Neoplatonic thought, which had been carried on from the fifth century by the Nestorians, was given new life in the eighth century by the great Arabian philosopher Al-Kindi. In his youth Al-Kindi had come in contact with Arabic translations of the works of Proclus, Plotinus and Pythagoras. He became so interested in Neoplatonism that he took up the study of Greek so that he could translate the works of other Neoplatonists. When he died he left many of these translations behind him, accompanied by voluminous commentaries of his own. The work of Al-Kindi was continued in the ninth century by an equally famous Arabian scholar, Al-Ferabi, who received his philosophical training in Baghdad. He was a prolific writer on many subjects, all of which were approached from the Neoplatonic point of view. He was succeeded by his still more famous pupil, Avicenna.

The Hermetic line of the Theosophical Movement found able exponents in two other illustrious Arab scholars — Geber and Rhazes. The life of Geber (whose real name was Abu Musa Djafar al-Sofi) is full of mystery. Some historians describe him as an “Illuminated Monarch of India” who had come from that land to instruct the sons of Islam in Eastern philosophy. Others say that he was a Persian mystic, a member of the mysterious sect of Sufis. Whatever his mystical connections may have been, there seems to be no doubt as to the amount of scientific knowledge he possessed. Geber is called the “father of modern chemistry” and is acknowledged as the man who re-introduced the science of chemistry into Europe. Hoefer says that “Geber, for the history of chemistry, is what Hippocrates is for the history of medicine.” Cardan describes him as one of the twelve great geniuses of the world. Geber wrote over five hundred books, only three of which have survived to the present day. He veiled his real teachings in such obscure language that the name of Geber eventually gave rise to our word “gibberish.” The reason why they appear as “gibberish” to the average scientist is because Geber approached the science of chemistry from the philosophical and ethical point of view. He declared that no one could really understand the science of chemistry unless he first learned to know himself. He taught that matter must be considered from the spiritual point of view, and in his Book of Mercy (a strange title for a chemical treatise) he declared that “the body is only the place of sojourn and refuge of the spirit, the spirit being the real force within every body.”

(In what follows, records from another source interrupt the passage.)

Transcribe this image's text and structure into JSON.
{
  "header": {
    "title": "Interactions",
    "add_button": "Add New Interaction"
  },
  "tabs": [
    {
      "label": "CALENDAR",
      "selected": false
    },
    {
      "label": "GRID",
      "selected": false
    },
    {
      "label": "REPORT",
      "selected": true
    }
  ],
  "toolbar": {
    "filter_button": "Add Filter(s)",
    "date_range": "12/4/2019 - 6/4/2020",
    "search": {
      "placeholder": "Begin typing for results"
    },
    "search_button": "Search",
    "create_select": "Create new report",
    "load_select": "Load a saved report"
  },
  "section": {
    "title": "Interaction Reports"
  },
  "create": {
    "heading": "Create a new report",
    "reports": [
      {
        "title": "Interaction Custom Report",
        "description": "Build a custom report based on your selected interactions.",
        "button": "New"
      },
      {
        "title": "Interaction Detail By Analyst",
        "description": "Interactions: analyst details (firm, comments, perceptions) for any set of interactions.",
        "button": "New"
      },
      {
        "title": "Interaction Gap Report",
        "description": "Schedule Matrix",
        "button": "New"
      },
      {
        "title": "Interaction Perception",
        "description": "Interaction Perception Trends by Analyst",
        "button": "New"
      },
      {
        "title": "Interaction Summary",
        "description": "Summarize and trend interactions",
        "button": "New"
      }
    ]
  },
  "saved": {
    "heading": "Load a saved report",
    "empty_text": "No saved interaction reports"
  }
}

The Hermetic and alchemical line of the Theosophical Movement was continued in the ninth century by the great Arabian scientist and philosopher Rhazes, whose real name was Abu-Bekr Arrasi. He devoted many years of his life to working out the correspondences between the planets, the metals and the principles of man. He applied his knowledge of these correspondences in the practice of medicine, and performed many wonderful cures. His success was so great that his methods became the basis of medical study in all the large Arab Universities, and were considered as the final authority in medical science up to the time of Paracelsus.

Thus, in the life and work of these five men — one in Christian Europe, four in Mohammedan Arabia — we have convincing evidence of the continuity of the Theosophical Movement, the light of which is never extinguished, although at times the flame burns low. Like the quenchless lamps of the Alchemists, buried for centuries in silent tombs, the undying light of this great Movement burns steadily throughout the centuries, however unaware of the fact the world may be.